Vero è anche che la gran parte della giurisprudenza, nel definire il rinnovo non ha escluso che il contratto rinnovato possa contenere parziali modifiche alle pattuizioni originarie; è il caso del Tar Campania 1312 del 02/04/2020 che, incidentalmente, ha ribadito che “…la differenza tra rinnovo e proroga di contratto pubblico sta nel fatto che il primo comporta una nuova negoziazione con il medesimo soggetto, che può concludersi con l'integrale conferma delle precedenti condizioni o con la modifica di alcune di esse in quanto non più attuali; la seconda ha invece come solo effetto il differimento del termine finale del rapporto, il quale rimane per il resto regolato dall'atto originario” (in termini anche Consiglio di Stato 1337/2018)

Aderendo a tale impostazione, è possibile per esempio rispondere positivamente ad un quesito che spesso di viene rivolto, ovvero se in occasione del rinnovo sia possibile l'adeguamento dei prezzi in conseguenza del aggiornamento, nel frattempo intervenuto, del CCNL applicato dall'operatore.

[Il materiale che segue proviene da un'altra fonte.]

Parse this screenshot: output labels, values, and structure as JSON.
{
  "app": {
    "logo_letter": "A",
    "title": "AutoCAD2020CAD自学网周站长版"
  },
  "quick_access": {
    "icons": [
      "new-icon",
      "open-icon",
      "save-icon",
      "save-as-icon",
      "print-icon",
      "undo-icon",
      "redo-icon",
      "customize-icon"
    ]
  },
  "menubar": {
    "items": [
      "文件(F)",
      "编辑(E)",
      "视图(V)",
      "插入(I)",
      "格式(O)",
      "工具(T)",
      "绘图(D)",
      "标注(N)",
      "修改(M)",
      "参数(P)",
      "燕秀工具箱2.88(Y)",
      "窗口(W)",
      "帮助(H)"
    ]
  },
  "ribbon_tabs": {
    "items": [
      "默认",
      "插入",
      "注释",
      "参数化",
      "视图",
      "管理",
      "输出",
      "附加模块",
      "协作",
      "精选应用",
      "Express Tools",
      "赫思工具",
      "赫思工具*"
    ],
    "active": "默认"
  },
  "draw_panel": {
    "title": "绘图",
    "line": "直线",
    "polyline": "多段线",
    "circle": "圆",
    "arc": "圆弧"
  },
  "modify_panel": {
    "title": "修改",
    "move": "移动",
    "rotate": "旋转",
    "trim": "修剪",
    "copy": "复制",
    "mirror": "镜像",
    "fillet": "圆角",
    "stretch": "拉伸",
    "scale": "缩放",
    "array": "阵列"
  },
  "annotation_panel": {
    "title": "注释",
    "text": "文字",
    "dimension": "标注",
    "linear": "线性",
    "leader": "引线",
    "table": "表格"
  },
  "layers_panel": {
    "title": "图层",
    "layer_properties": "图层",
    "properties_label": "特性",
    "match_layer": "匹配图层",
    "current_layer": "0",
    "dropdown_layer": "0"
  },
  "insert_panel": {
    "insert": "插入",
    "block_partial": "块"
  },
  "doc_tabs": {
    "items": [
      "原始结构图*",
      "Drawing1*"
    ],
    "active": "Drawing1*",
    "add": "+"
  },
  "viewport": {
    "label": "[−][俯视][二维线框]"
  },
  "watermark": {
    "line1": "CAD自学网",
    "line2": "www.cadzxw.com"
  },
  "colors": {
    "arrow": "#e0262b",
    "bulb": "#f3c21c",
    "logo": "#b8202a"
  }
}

Si tiene da ultimo a precisare che le nostre conclusioni non trovano riscontro nell'indirizzo maggioritario della giurisprudenza che, sul punto, appare improntato a soluzioni contrarie al riconoscimento dell'istituto in esame; come nel caso, da ultimo, del Tar Catanzaro 17/02/2020 n. 259 secondo il quale “… il Consiglio di Stato (Sez. IV, sent. n. 6458 del 31 ottobre 2006) ha affermato che l'eliminazione della possibilità di provvedere – a determinate condizioni ed entro il termine di tre mesi dalla scadenza – al rinnovo dei contratti di appalto scaduti, disposta con l'art. 23 l. n. 62 del 2005, “ha valenza generale e portata preclusiva di opzioni ermeneutiche ed applicative di altre disposizioni dell'ordinamento che si risolvono, di fatto, nell'elusione del divieto di rinnovazione dei contratti pubblici”.